Mrs THIT and I hit what used to be a Bluesfest last night to see Live in concert. While touring the grounds, I noticed people dumping their plastic beer cups into grey cylinders included near the garbage cans and it occured to me that someone had come up with a very simple but effective method of increasing recycling efficiency.
The Ottawa Citizen apparently agreed because they had an article about it earlier that day that I hadn't seen.
Daniel Spence, a veteran volunteer at Bluesfest decided he had waded through the tens of thousands of cups and bottles carpeting the grounds of Bluesfest for long enough.
The festival goes through 200,000 beverage cups every year, and as the popularity of the event increases, so do the mounds of garbage.
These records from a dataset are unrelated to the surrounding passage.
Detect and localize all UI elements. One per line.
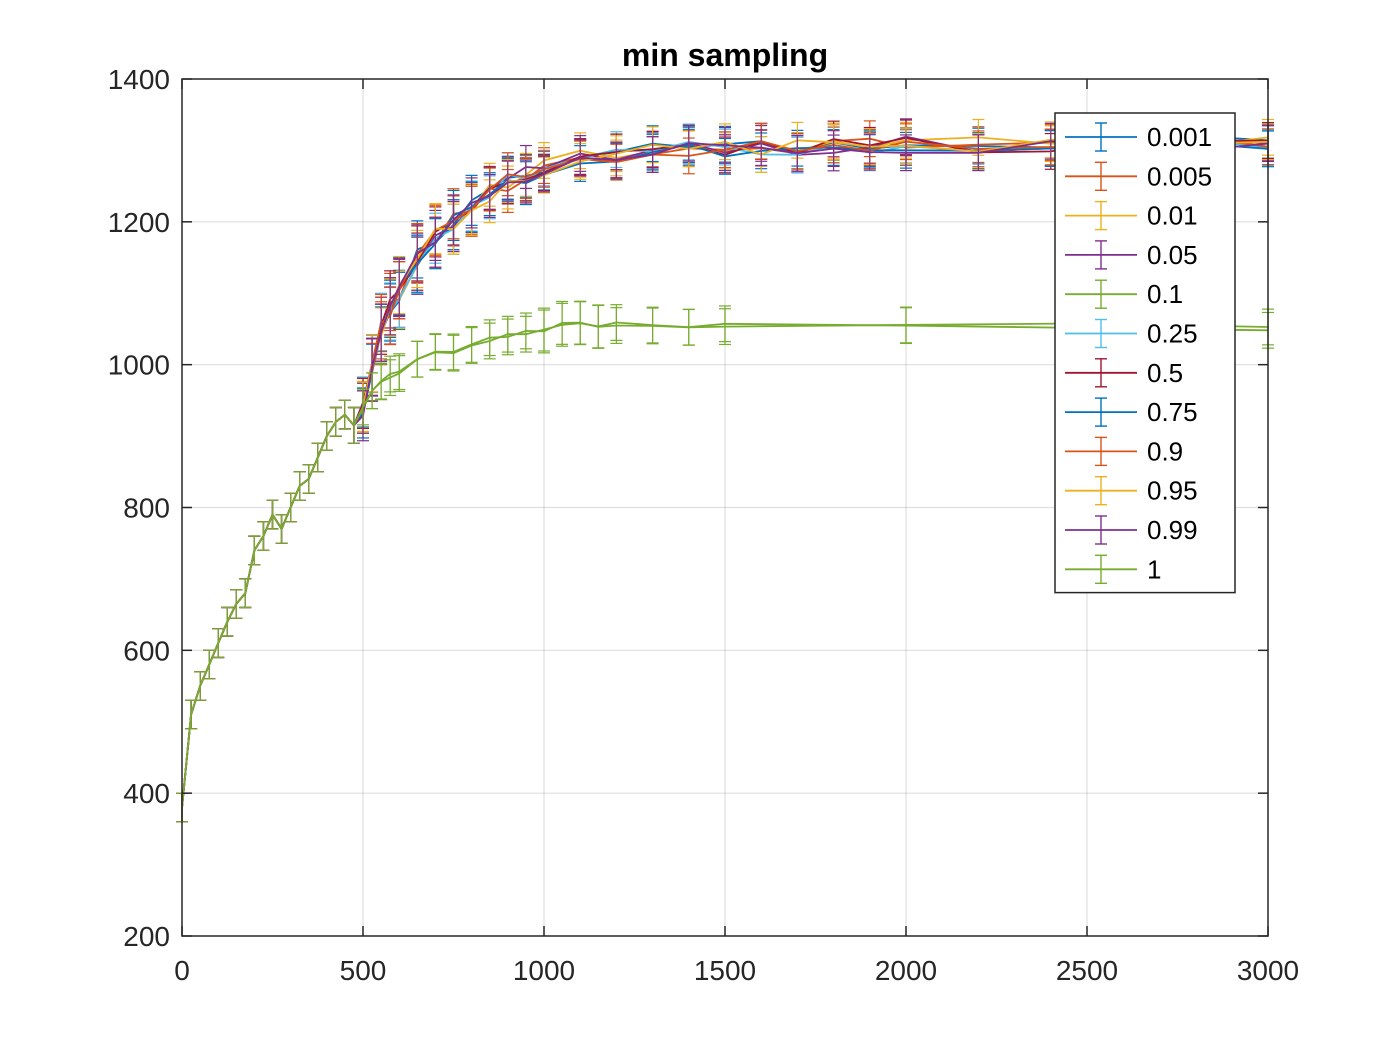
legend-label: 0.01 [1147,201,1198,231]
legend-label: 0.9 [1147,436,1183,466]
legend-item: 0.1 [1065,279,1183,309]
legend-label: 0.001 [1147,122,1212,152]
legend-item: 0.9 [1065,436,1183,466]
y-tick-label: 1000 [108,350,170,381]
legend: 0.001 0.005 0.01 0.05 0.1 0.25 0.5 0.75 0.9 0.95 0… [1054,112,1236,594]
legend-item: 0.05 [1065,240,1198,270]
y-tick-label: 400 [123,778,170,809]
series-layer [176,117,1274,823]
series-1 [176,300,1274,823]
x-tick-label: 500 [340,955,387,986]
legend-label: 0.25 [1147,319,1198,349]
legend-item: 0.005 [1065,161,1212,191]
legend-item: 0.001 [1065,122,1212,152]
legend-label: 0.1 [1147,279,1183,309]
x-tick-label: 1000 [513,955,575,986]
legend-label: 0.99 [1147,515,1198,545]
ticks: 0 500 1000 1500 2000 2500 3000 200 400 600 800 1000… [108,64,1299,986]
x-tick-label: 1500 [694,955,756,986]
y-tick-label: 800 [123,493,170,524]
legend-label: 0.5 [1147,358,1183,388]
legend-item: 0.25 [1065,319,1198,349]
x-tick-label: 2000 [875,955,937,986]
y-tick-label: 1200 [108,207,170,238]
legend-item: 0.99 [1065,515,1198,545]
legend-item: 0.75 [1065,397,1198,427]
legend-item: 0.5 [1065,358,1183,388]
legend-box [1054,112,1236,594]
x-tick-label: 2500 [1056,955,1118,986]
y-tick-label: 600 [123,635,170,666]
legend-label: 1 [1147,554,1161,584]
legend-item: 1 [1065,554,1161,584]
legend-label: 0.95 [1147,476,1198,506]
y-tick-label: 1400 [108,64,170,95]
legend-item: 0.01 [1065,201,1198,231]
x-tick-label: 3000 [1237,955,1299,986]
legend-label: 0.75 [1147,397,1198,427]
chart-title: min sampling [622,37,828,73]
legend-label: 0.005 [1147,161,1212,191]
y-tick-label: 200 [123,921,170,952]
legend-item: 0.95 [1065,476,1198,506]
x-tick-label: 0 [174,955,190,986]
legend-label: 0.05 [1147,240,1198,270]
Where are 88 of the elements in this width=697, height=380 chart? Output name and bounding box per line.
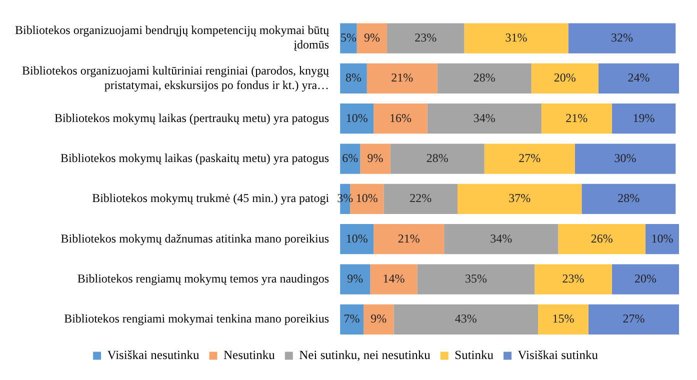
data-label: 27% bbox=[622, 312, 645, 326]
data-label: 24% bbox=[628, 70, 650, 85]
bar bbox=[364, 304, 394, 334]
data-label: 22% bbox=[410, 191, 432, 206]
bar bbox=[387, 23, 464, 54]
data-label: 14% bbox=[382, 271, 405, 286]
bar bbox=[427, 104, 542, 134]
bar bbox=[464, 23, 568, 54]
bar bbox=[582, 184, 676, 214]
bar bbox=[360, 144, 390, 174]
bar bbox=[541, 104, 612, 134]
data-label: 10% bbox=[346, 110, 368, 125]
bar bbox=[531, 63, 598, 94]
bar bbox=[444, 224, 558, 254]
data-label: 10% bbox=[346, 231, 368, 246]
data-label: 43% bbox=[454, 312, 477, 326]
data-label: 28% bbox=[473, 70, 496, 85]
legend-label: Sutinku bbox=[454, 348, 494, 362]
data-label: 37% bbox=[508, 191, 531, 206]
data-label: 10% bbox=[651, 231, 674, 246]
bar bbox=[612, 264, 679, 294]
bar bbox=[384, 184, 458, 214]
data-label: 20% bbox=[634, 271, 656, 286]
legend-label: Visiškai sutinku bbox=[518, 348, 599, 362]
bar bbox=[458, 184, 582, 214]
data-label: 19% bbox=[632, 110, 655, 125]
bar bbox=[340, 304, 364, 334]
data-label: 28% bbox=[426, 150, 448, 165]
data-label: 34% bbox=[490, 231, 512, 246]
legend-label: Nesutinku bbox=[224, 348, 276, 362]
y-tick-label: Bibliotekos rengiami mokymai tenkina mano poreikius bbox=[64, 312, 330, 326]
bar bbox=[340, 224, 374, 254]
data-label: 9% bbox=[347, 271, 364, 286]
bar bbox=[612, 104, 676, 134]
data-label: 16% bbox=[389, 110, 412, 125]
data-label: 21% bbox=[391, 70, 414, 85]
data-label: 15% bbox=[552, 312, 574, 326]
data-label: 30% bbox=[614, 150, 636, 165]
data-label: 21% bbox=[566, 110, 588, 125]
legend-label: Visiškai nesutinku bbox=[107, 348, 200, 362]
y-tick-label: Bibliotekos mokymų laikas (pertraukų metu) yra patogus bbox=[54, 110, 330, 125]
data-label: 6% bbox=[342, 150, 358, 165]
bar bbox=[340, 104, 374, 134]
bar bbox=[645, 224, 679, 254]
data-label: 26% bbox=[590, 231, 613, 246]
data-label: 23% bbox=[414, 30, 437, 44]
y-tick-label: Bibliotekos mokymų dažnumas atitinka mano poreikius bbox=[60, 231, 330, 246]
data-label: 7% bbox=[344, 312, 360, 326]
data-label: 31% bbox=[505, 30, 528, 44]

Mr. Spence got to work drafting and constructing a new invention: the "Cupsucker."
So simple, the word "invention" may seem like an overstatement, as the device is not much more than a modified PVC tube. Yet it's making a world of difference.
The 27-year-old Mr. Spence, whose day job is as community programs manager at the City of Ottawa EnviroCentre, said he was appalled at the lack of organization when it came to recycling and waste removal, not just at Bluesfest, but at all festivals. Bluesfest just happens to be the biggest.
"I was shocked by it. Even something as simple as recycling the beer cans. The only recycling that was done was by, shall we say, independent entrepreneurs who wanted the deposit money," he said.
According to Mr. Spence, one of the reasons festivals don't recycle is that recyclers themselves are hesitant to pick up the items because garbage is also pitched into the bins. So he went to the Bluesfest organizers directly and asked what they could do about the waste.
It turns out they could do a lot. Organizers agreed to finally implement recycling of all cans and plastic bottles (glass is not allowed on site) after Mr. Spence designed barrel lids with slots and stickers to let people know what is allowed in them.
But that still left more than 20,000 cups crunched on the ground every night, so Mr. Spence had an idea to use biodegradable cups.
"We go through a lot of cups here," said Nathalie Laperriere, the director of sponsorship at Bluesfest.
"We were worried that (biodegradable cups) would cost more, but I approached Molson and they agreed to supply us with compostable cups at no extra charge."
The cups, made by Greenware, have the same feel and look as regular clear plastic cups, but they are made of corn. When composted properly, they can break down completely in 45 days.
Despite this breakthrough, however, the plan still had one major hurdle to jump.
Goulbourn Sanitation agreed to take in the 200,000 cups from Bluesfest, but getting them to Stittsville was very expensive.
"Cups take up a lot of space," said Mr. Spence. "When you're going through that many cups, you have to empty your dumpster every day and it's just full of these big, puffy bags with a few hundred cups in each. We can't afford to do that with these cups."
To solve this problem, Mr. Spence took a trip to a home-renovation store, bought some length of PVC tubing and created 100-cup stackers he calls "Cupsuckers."
He has a website devoted to this invention at www.thecupsucker.com and has a patent pending.
The tube acts like a reverse Dixie cup dispenser. Customers drop the used cups into the top of the tube, where they are neatly stacked for volunteers -- or Mr. Spence's "Green Team" -- to come by and collect them from the barrels.
"I can't believe no one has thought of this before, it's so simple," Mr. Spence said.
"Just looking at it here, I can fit 10 stacks of 138 cups into each barrel. This is going to make transporting them so much easier."
Keeping with the green theme of the event, all the generators will be powered by biodiesel.
Executive director of Bluesfest, Mark Monahan, said although going green is great PR for the festival, it's not the primary motivation for him.
"We have always had issues with garbage. It's difficult for a festival like Bluesfest to be environmentally friendly, but we know it's not good to be throwing 200,000 cups into a landfill," Mr. Monahan said.
"It is a little more expensive because you can't just throw these cups anywhere, they have to be properly composted. But in the end, we think it's worth it."